Ged sighed sometimes, but he did not complain. He saw that in this dusty and fathomless matter of learning the true name of every place, thing, and being, the power he wanted lay like a jewel at the bottom of a dry well. For magic consists in this, the true naming of a thing. So Kurremkarmerruk had said to them, once, their first night in the Tower; he never repeated it, but Ged did not forget his words. “Many a mage of great power,” he had said, “has spent his whole life to find out the name of one single thing – one single lost or hidden name. And still the lists are not finished. Nor will they be, till world’s end. Listen, and you will see why. In the world under the sun, and in the other world that has no sun, there is much that has nothing to do with men and men’s speech, and there are powers beyond our power. But magic, true magic, is worked only by those beings who speak the Hardic tongue of Earthsea, or the Old Speech from which it grew.

“That is the language dragons speak, and the language Segoy spoke who made the islands of the world, and the language of our lays and songs, spells, enchantments, and invocations. Its words lie hidden and changed among our Hardic words. We call the foam on waves sukien: that word is made from two words of the Old Speech, suk, feather, and inien, the sea. Feather of the sea, is foam. But you cannot charm the foam calling it sukien; you must use its own true name in the Old Speech, which is essa. Any witch knows a few of these words in the Old Speech, and a mage knows many. But there are many more, and some have been lost over the ages, and some have been hidden, and some are known only to dragons and to the Old Powers of Earth, and some are known to no living creature; and no man could learn them all.

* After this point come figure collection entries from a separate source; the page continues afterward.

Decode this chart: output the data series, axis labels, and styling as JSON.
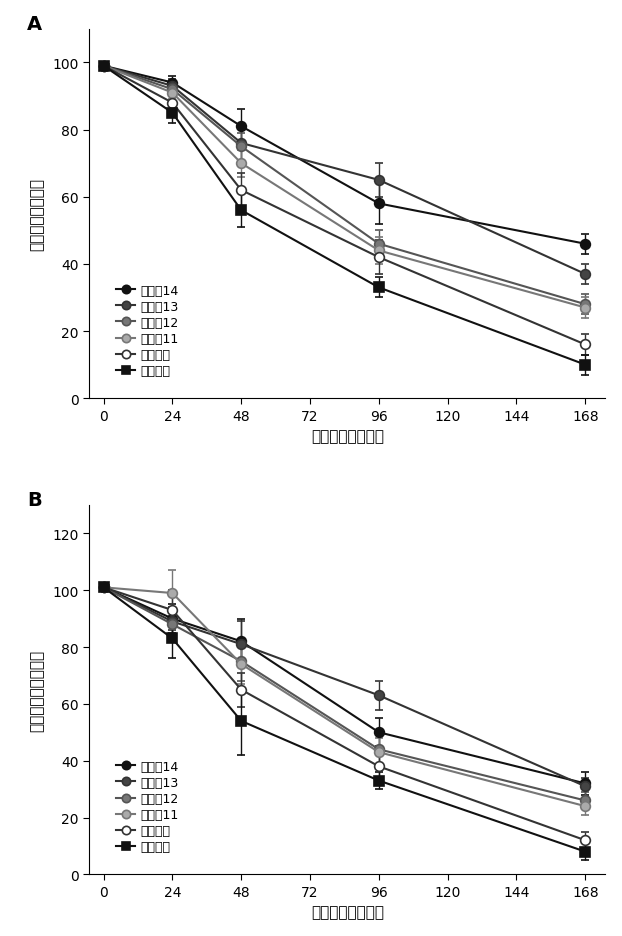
{
  "panel_A": {
    "title": "A",
    "ylabel": "細胞生存率（％）",
    "xlabel": "保存期間（時間）",
    "ylim": [
      0,
      110
    ],
    "yticks": [
      0,
      20,
      40,
      60,
      80,
      100
    ],
    "xticks": [
      0,
      24,
      48,
      72,
      96,
      120,
      144,
      168
    ],
    "series": [
      {
        "label": "実施侁14",
        "x": [
          0,
          24,
          48,
          96,
          168
        ],
        "y": [
          99,
          94,
          81,
          58,
          46
        ],
        "yerr": [
          1,
          2,
          5,
          6,
          3
        ],
        "color": "#111111",
        "marker": "o",
        "markerfacecolor": "#111111"
      },
      {
        "label": "実施侁13",
        "x": [
          0,
          24,
          48,
          96,
          168
        ],
        "y": [
          99,
          93,
          76,
          65,
          37
        ],
        "yerr": [
          1,
          2,
          5,
          5,
          3
        ],
        "color": "#333333",
        "marker": "o",
        "markerfacecolor": "#444444"
      },
      {
        "label": "実施侁12",
        "x": [
          0,
          24,
          48,
          96,
          168
        ],
        "y": [
          99,
          92,
          75,
          46,
          28
        ],
        "yerr": [
          1,
          2,
          4,
          4,
          3
        ],
        "color": "#555555",
        "marker": "o",
        "markerfacecolor": "#777777"
      },
      {
        "label": "実施侁11",
        "x": [
          0,
          24,
          48,
          96,
          168
        ],
        "y": [
          99,
          91,
          70,
          44,
          27
        ],
        "yerr": [
          1,
          2,
          4,
          4,
          3
        ],
        "color": "#777777",
        "marker": "o",
        "markerfacecolor": "#aaaaaa"
      },
      {
        "label": "比較例７",
        "x": [
          0,
          24,
          48,
          96,
          168
        ],
        "y": [
          99,
          88,
          62,
          42,
          16
        ],
        "yerr": [
          1,
          3,
          5,
          5,
          3
        ],
        "color": "#333333",
        "marker": "o",
        "markerfacecolor": "#ffffff"
      },
      {
        "label": "比較例６",
        "x": [
          0,
          24,
          48,
          96,
          168
        ],
        "y": [
          99,
          85,
          56,
          33,
          10
        ],
        "yerr": [
          1,
          3,
          5,
          3,
          3
        ],
        "color": "#111111",
        "marker": "s",
        "markerfacecolor": "#111111"
      }
    ]
  },
  "panel_B": {
    "title": "B",
    "ylabel": "生細胞回収率（％）",
    "xlabel": "保存期間（時間）",
    "ylim": [
      0,
      130
    ],
    "yticks": [
      0,
      20,
      40,
      60,
      80,
      100,
      120
    ],
    "xticks": [
      0,
      24,
      48,
      72,
      96,
      120,
      144,
      168
    ],
    "series": [
      {
        "label": "実施侁14",
        "x": [
          0,
          24,
          48,
          96,
          168
        ],
        "y": [
          101,
          90,
          82,
          50,
          32
        ],
        "yerr": [
          1,
          5,
          8,
          5,
          4
        ],
        "color": "#111111",
        "marker": "o",
        "markerfacecolor": "#111111"
      },
      {
        "label": "実施侁13",
        "x": [
          0,
          24,
          48,
          96,
          168
        ],
        "y": [
          101,
          89,
          81,
          63,
          31
        ],
        "yerr": [
          1,
          5,
          8,
          5,
          3
        ],
        "color": "#333333",
        "marker": "o",
        "markerfacecolor": "#444444"
      },
      {
        "label": "実施侁12",
        "x": [
          0,
          24,
          48,
          96,
          168
        ],
        "y": [
          101,
          88,
          75,
          44,
          26
        ],
        "yerr": [
          1,
          5,
          7,
          5,
          3
        ],
        "color": "#555555",
        "marker": "o",
        "markerfacecolor": "#777777"
      },
      {
        "label": "実施侁11",
        "x": [
          0,
          24,
          48,
          96,
          168
        ],
        "y": [
          101,
          99,
          74,
          43,
          24
        ],
        "yerr": [
          1,
          8,
          7,
          5,
          3
        ],
        "color": "#777777",
        "marker": "o",
        "markerfacecolor": "#aaaaaa"
      },
      {
        "label": "比較例７",
        "x": [
          0,
          24,
          48,
          96,
          168
        ],
        "y": [
          101,
          93,
          65,
          38,
          12
        ],
        "yerr": [
          1,
          7,
          6,
          5,
          3
        ],
        "color": "#333333",
        "marker": "o",
        "markerfacecolor": "#ffffff"
      },
      {
        "label": "比較例６",
        "x": [
          0,
          24,
          48,
          96,
          168
        ],
        "y": [
          101,
          83,
          54,
          33,
          8
        ],
        "yerr": [
          1,
          7,
          12,
          3,
          3
        ],
        "color": "#111111",
        "marker": "s",
        "markerfacecolor": "#111111"
      }
    ]
  },
  "figsize": [
    6.22,
    9.37
  ],
  "dpi": 100,
  "background_color": "#ffffff",
  "font_size": 10,
  "marker_size": 7,
  "line_width": 1.5
}
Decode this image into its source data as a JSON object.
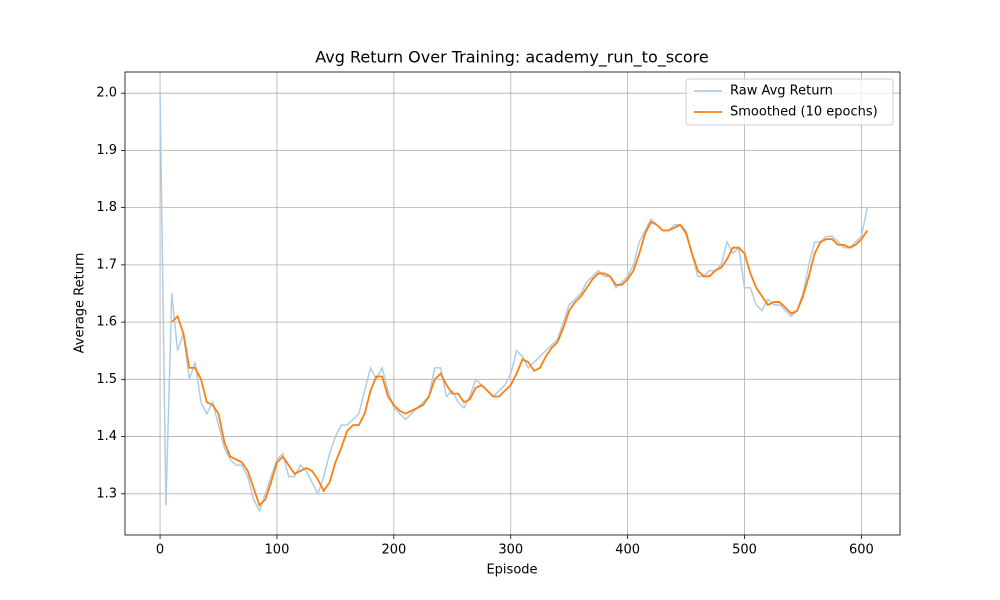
{
  "chart_data": {
    "type": "line",
    "title": "Avg Return Over Training: academy_run_to_score",
    "x_label": "Episode",
    "y_label": "Average Return",
    "x": [
      0,
      5,
      10,
      15,
      20,
      25,
      30,
      35,
      40,
      45,
      50,
      55,
      60,
      65,
      70,
      75,
      80,
      85,
      90,
      95,
      100,
      105,
      110,
      115,
      120,
      125,
      130,
      135,
      140,
      145,
      150,
      155,
      160,
      165,
      170,
      175,
      180,
      185,
      190,
      195,
      200,
      205,
      210,
      215,
      220,
      225,
      230,
      235,
      240,
      245,
      250,
      255,
      260,
      265,
      270,
      275,
      280,
      285,
      290,
      295,
      300,
      305,
      310,
      315,
      320,
      325,
      330,
      335,
      340,
      345,
      350,
      355,
      360,
      365,
      370,
      375,
      380,
      385,
      390,
      395,
      400,
      405,
      410,
      415,
      420,
      425,
      430,
      435,
      440,
      445,
      450,
      455,
      460,
      465,
      470,
      475,
      480,
      485,
      490,
      495,
      500,
      505,
      510,
      515,
      520,
      525,
      530,
      535,
      540,
      545,
      550,
      555,
      560,
      565,
      570,
      575,
      580,
      585,
      590,
      595,
      600,
      605
    ],
    "series": [
      {
        "name": "Raw Avg Return",
        "color": "#aecde6",
        "values": [
          2.0,
          1.28,
          1.65,
          1.55,
          1.58,
          1.5,
          1.53,
          1.46,
          1.44,
          1.46,
          1.42,
          1.38,
          1.36,
          1.35,
          1.35,
          1.33,
          1.29,
          1.27,
          1.3,
          1.33,
          1.36,
          1.37,
          1.33,
          1.33,
          1.35,
          1.34,
          1.32,
          1.3,
          1.33,
          1.37,
          1.4,
          1.42,
          1.42,
          1.43,
          1.44,
          1.48,
          1.52,
          1.5,
          1.52,
          1.48,
          1.45,
          1.44,
          1.43,
          1.44,
          1.45,
          1.46,
          1.47,
          1.52,
          1.52,
          1.47,
          1.48,
          1.46,
          1.45,
          1.47,
          1.5,
          1.49,
          1.48,
          1.47,
          1.48,
          1.49,
          1.51,
          1.55,
          1.54,
          1.52,
          1.53,
          1.54,
          1.55,
          1.56,
          1.57,
          1.6,
          1.63,
          1.64,
          1.65,
          1.67,
          1.68,
          1.69,
          1.68,
          1.68,
          1.66,
          1.67,
          1.68,
          1.7,
          1.74,
          1.76,
          1.78,
          1.77,
          1.76,
          1.76,
          1.77,
          1.77,
          1.76,
          1.72,
          1.68,
          1.68,
          1.69,
          1.69,
          1.7,
          1.74,
          1.72,
          1.73,
          1.66,
          1.66,
          1.63,
          1.62,
          1.64,
          1.63,
          1.63,
          1.62,
          1.61,
          1.62,
          1.65,
          1.7,
          1.74,
          1.74,
          1.75,
          1.75,
          1.74,
          1.73,
          1.73,
          1.74,
          1.75,
          1.8
        ]
      },
      {
        "name": "Smoothed (10 epochs)",
        "color": "#ff7f0e",
        "values": [
          null,
          null,
          1.6,
          1.61,
          1.58,
          1.52,
          1.52,
          1.5,
          1.46,
          1.455,
          1.44,
          1.39,
          1.365,
          1.36,
          1.355,
          1.34,
          1.31,
          1.28,
          1.29,
          1.32,
          1.355,
          1.365,
          1.35,
          1.335,
          1.34,
          1.345,
          1.34,
          1.325,
          1.305,
          1.32,
          1.355,
          1.38,
          1.41,
          1.42,
          1.42,
          1.44,
          1.48,
          1.505,
          1.505,
          1.47,
          1.455,
          1.445,
          1.44,
          1.445,
          1.45,
          1.455,
          1.47,
          1.5,
          1.51,
          1.49,
          1.475,
          1.475,
          1.46,
          1.465,
          1.485,
          1.49,
          1.48,
          1.47,
          1.47,
          1.48,
          1.49,
          1.51,
          1.535,
          1.53,
          1.515,
          1.52,
          1.54,
          1.555,
          1.565,
          1.59,
          1.62,
          1.635,
          1.645,
          1.66,
          1.675,
          1.685,
          1.685,
          1.68,
          1.665,
          1.665,
          1.675,
          1.69,
          1.72,
          1.755,
          1.775,
          1.77,
          1.76,
          1.76,
          1.765,
          1.77,
          1.755,
          1.72,
          1.69,
          1.68,
          1.68,
          1.69,
          1.695,
          1.71,
          1.73,
          1.73,
          1.72,
          1.685,
          1.66,
          1.645,
          1.63,
          1.635,
          1.635,
          1.625,
          1.615,
          1.62,
          1.645,
          1.68,
          1.72,
          1.74,
          1.745,
          1.745,
          1.735,
          1.735,
          1.73,
          1.735,
          1.745,
          1.76
        ]
      }
    ],
    "xlim": [
      -30,
      633
    ],
    "ylim": [
      1.228,
      2.037
    ],
    "xticks": [
      0,
      100,
      200,
      300,
      400,
      500,
      600
    ],
    "yticks": [
      1.3,
      1.4,
      1.5,
      1.6,
      1.7,
      1.8,
      1.9,
      {
        "value": 2,
        "label": "2.0"
      }
    ],
    "grid": true,
    "legend": "upper right"
  }
}
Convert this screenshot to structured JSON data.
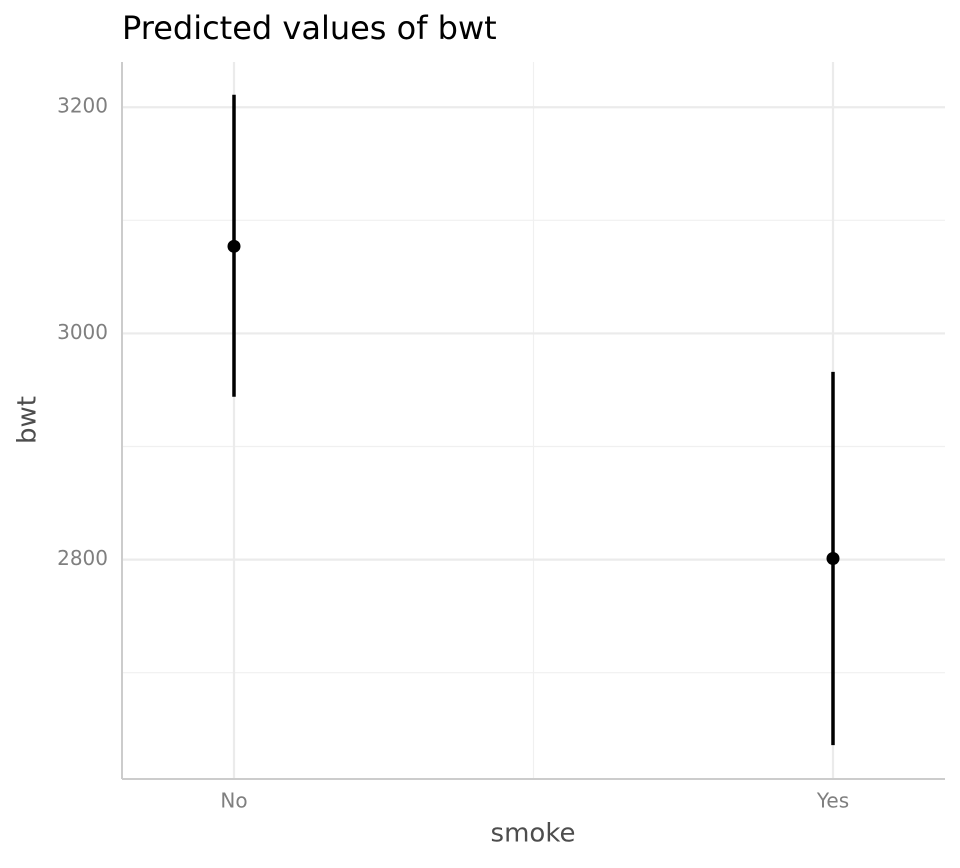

For there is no end to that language.

“Here is the reason. The sea’s name is inien, well and good. But what we call the Inmost Sea has its own name also in the Old Speech. Since no thing can have two true names, inien can mean only ‘all the sea except the Inmost Sea.’ And of course it does not mean even that, for there are seas and bays and straits beyond counting that bear names of their own. So if some Mage-Seamaster were mad enough to try to lay a spell of storm or calm over all the ocean, his spell must say not only that word inien, but the name of every stretch and bit and part of the sea through all the Archipelago and all the Outer Reaches and beyond to where names cease. Thus, that which gives us the power to work magic, sets the limits of that power. A mage can control only what is near him, what he can name exactly and wholly. And this is well. If it were not so, the wickedness of the powerful or the folly of the wise would long ago have sought to change what cannot be changed, and Equilibrium would fail. The unbalanced sea would overwhelm the islands where we perilously dwell, and in the old silence all voices and all names would be lost.”

Ged thought long on these words, and they went deep in his understanding. Yet the majesty of the task could not make the work of that long year in the Tower less hard and dry; and at the end of the year Kurremkarmerruk said to him, “You have made a good beginning.” But no more. Wizards speak truth, and it was true that all the mastery of Names that Ged had toiled to win that year was the mere start of what he must go on learning all his life. He was let go from the Isolate Tower sooner than those who had come with him, for he had learned quicker; but that was all the praise he got.

He walked south across the island alone in the early winter, along townless empty roads. As night came on it rained. He said no charm to keep the rain off him, for the weather of Roke was in the hands of the Master Windkey and might not be tampered with. He took shelter under a great pendick-tree, and lying there wrapped in his cloak he thought of his old master Ogion, who might still be on his autumn wanderings over the heights of Gont, sleeping out with leafless branches for a roof and falling rain for housewalls. That made Ged smile, for he found the thought of Ogion always a comfort to him. He fell asleep with a peaceful heart, there in the cold darkness full of the whisper of water. At dawn waking he lifted his head; the rain had ceased; he saw, sheltered in the folds of his cloak, a little animal curled up asleep which had crept there for warmth. He wondered, seeing it, for it was a rare strange beast, an otak.